Here is Dr. Barnard's full response:

"The Southwestern Institute of Forensic Sciences (SWIFS) was notified today of an allegation that our office failed to report 'Brady evidence' to the Dallas County District Attorney (DA). The DA defines Brady evidence as evidence that tends to exculpate or mitigate charges against a defendant or evidence that impeaches a prosecution witness.

"The allegation resulted from a driving while intoxicated case prosecuted by the Dallas County District Attorney that included testimony from a SWIFS toxicology chemist regarding analysis she performed on evidence submitted to SWIFS by a law enforcement agency. Prior to her testimony in the case, she notified the prosecution, defense attorney and the judge of a laboratory reporting error that occurred on one case during her analysis of medical examiner autopsy specimens in 2011. In that case, the laboratory reported that no controlled substance was detected in the alkaline drug screen. When a lab quality process identified the possibility of an error, the specimen was reanalyzed yielding a positive result. A corrected lab report was issued (prior to the completion of the autopsy report) and the incident was reviewed and documented through our standard quality management process. 
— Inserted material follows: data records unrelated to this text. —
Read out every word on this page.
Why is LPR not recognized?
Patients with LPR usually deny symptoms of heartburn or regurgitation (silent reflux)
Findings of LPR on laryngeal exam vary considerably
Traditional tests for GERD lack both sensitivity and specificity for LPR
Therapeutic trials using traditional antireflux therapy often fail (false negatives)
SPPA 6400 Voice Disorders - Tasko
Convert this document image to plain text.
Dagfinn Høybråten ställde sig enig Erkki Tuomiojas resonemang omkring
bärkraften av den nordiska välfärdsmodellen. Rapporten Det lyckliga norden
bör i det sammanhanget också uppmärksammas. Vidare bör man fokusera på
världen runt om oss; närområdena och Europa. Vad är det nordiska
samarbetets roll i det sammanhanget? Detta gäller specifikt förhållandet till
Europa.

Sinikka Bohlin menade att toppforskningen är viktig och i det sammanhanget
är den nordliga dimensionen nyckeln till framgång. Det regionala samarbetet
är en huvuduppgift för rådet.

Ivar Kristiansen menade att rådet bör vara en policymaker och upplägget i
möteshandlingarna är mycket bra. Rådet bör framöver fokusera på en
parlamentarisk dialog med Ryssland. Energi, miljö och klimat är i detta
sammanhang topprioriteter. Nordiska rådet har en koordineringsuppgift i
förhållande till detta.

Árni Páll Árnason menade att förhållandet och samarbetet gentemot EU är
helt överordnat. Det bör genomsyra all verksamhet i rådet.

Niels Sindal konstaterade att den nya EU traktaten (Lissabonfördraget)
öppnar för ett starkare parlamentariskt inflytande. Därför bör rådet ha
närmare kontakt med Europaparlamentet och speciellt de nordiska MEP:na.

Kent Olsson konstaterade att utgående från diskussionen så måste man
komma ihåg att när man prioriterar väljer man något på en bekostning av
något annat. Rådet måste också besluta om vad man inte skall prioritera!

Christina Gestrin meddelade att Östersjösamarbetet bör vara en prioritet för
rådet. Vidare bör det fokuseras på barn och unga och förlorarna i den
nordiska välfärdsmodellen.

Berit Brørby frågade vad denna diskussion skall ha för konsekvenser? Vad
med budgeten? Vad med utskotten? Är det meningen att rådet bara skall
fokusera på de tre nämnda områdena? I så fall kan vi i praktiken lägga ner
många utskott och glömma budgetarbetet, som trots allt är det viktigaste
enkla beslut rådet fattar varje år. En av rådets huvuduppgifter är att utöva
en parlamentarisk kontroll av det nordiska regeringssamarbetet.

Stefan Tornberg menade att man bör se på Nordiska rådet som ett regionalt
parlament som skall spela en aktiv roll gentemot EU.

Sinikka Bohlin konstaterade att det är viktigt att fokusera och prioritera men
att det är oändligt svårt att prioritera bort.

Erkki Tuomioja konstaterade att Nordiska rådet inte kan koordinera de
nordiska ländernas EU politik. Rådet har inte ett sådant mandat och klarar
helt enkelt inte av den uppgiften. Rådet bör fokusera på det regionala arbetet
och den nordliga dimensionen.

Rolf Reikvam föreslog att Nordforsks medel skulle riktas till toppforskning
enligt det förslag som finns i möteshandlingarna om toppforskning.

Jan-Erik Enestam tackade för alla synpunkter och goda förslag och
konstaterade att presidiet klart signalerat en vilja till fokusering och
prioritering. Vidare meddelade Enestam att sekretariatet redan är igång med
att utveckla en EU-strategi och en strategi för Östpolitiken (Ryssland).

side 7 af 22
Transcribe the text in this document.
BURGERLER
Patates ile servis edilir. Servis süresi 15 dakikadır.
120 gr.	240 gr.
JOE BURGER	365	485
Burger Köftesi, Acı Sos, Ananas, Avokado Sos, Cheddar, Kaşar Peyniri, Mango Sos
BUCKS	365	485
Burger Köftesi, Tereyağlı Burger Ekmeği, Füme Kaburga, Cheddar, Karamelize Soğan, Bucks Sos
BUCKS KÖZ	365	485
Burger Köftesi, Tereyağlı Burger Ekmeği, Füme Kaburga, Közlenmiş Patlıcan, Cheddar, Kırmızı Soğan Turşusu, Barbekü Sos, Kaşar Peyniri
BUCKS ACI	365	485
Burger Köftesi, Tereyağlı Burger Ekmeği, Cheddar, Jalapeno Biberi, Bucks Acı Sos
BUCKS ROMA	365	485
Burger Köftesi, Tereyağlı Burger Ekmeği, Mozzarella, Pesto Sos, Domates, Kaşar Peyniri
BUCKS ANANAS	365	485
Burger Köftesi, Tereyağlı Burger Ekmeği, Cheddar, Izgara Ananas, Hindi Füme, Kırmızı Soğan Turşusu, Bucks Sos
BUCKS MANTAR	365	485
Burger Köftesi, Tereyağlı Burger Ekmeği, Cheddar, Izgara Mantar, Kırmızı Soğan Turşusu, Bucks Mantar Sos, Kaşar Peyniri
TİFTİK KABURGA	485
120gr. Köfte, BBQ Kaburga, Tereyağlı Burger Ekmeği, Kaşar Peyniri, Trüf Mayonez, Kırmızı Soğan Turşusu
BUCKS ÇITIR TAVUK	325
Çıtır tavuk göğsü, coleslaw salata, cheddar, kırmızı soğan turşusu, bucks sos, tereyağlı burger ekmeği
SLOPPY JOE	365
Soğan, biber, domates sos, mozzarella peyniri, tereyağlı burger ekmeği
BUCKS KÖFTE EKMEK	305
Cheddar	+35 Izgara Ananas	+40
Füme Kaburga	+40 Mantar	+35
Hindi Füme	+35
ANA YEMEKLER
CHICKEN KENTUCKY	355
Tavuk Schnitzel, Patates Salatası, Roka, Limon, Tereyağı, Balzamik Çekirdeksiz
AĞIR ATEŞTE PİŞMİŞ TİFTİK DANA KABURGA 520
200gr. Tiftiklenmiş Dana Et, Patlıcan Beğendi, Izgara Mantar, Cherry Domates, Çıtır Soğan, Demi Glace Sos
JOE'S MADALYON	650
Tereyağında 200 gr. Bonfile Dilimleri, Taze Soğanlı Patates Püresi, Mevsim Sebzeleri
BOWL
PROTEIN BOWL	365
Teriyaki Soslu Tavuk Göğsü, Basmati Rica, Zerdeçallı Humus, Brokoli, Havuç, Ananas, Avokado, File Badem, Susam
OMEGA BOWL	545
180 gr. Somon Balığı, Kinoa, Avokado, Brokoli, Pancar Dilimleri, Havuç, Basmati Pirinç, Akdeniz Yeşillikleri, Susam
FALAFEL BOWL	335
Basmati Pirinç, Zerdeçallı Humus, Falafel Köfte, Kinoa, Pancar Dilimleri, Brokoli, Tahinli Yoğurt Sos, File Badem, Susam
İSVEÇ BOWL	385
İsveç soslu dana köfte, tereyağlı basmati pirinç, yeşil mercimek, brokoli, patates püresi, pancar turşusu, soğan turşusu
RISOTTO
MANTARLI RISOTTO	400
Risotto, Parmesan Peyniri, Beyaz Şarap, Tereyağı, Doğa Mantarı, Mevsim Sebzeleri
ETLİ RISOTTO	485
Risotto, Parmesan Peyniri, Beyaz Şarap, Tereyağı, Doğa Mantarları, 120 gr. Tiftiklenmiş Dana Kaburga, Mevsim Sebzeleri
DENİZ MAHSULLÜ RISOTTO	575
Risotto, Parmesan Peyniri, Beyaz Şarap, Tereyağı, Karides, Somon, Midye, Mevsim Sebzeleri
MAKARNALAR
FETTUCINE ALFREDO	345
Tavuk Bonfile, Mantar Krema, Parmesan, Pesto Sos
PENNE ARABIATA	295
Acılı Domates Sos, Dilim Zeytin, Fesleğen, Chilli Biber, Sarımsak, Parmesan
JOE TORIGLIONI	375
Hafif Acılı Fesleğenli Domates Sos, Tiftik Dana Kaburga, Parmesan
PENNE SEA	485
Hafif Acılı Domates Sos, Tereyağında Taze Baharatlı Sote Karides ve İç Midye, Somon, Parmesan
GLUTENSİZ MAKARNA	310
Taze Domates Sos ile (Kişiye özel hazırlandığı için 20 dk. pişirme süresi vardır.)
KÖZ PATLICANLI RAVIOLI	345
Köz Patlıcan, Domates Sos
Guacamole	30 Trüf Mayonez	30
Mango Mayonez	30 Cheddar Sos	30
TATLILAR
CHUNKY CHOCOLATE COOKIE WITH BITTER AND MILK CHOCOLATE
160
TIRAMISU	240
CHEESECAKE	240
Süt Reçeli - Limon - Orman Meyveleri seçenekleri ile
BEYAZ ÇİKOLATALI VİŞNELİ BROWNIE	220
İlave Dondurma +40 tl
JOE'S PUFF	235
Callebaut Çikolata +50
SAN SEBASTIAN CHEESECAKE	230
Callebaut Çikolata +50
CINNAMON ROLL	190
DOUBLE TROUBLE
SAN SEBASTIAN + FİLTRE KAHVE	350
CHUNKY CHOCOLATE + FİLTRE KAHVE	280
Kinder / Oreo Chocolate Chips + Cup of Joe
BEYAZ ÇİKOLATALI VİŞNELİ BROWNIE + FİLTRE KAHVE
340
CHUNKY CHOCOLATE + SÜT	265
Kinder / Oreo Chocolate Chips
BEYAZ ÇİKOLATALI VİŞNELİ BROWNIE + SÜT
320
"Due to the recent media attention relating to the DPS analyst, in an exercise of extreme caution, our analyst brought forth this issue herself and disclosed the information before testifying. The toxicology chemist was questioned by the defense attorney during the trial about this issue in front of the jury. There was no prior disclosure as the lab quality review of the situation determined that there was no impeachable conduct or other reportable issue.

"Our lab quality system serves to provide a framework for continuous improvement and to ensure the adequacy and reliability of lab processes sufficient to meet organizational objectives, including accreditation standards. Through the quality system, we work to reduce the number of errors, to identify and correct errors when they do occur, and to prevent future errors."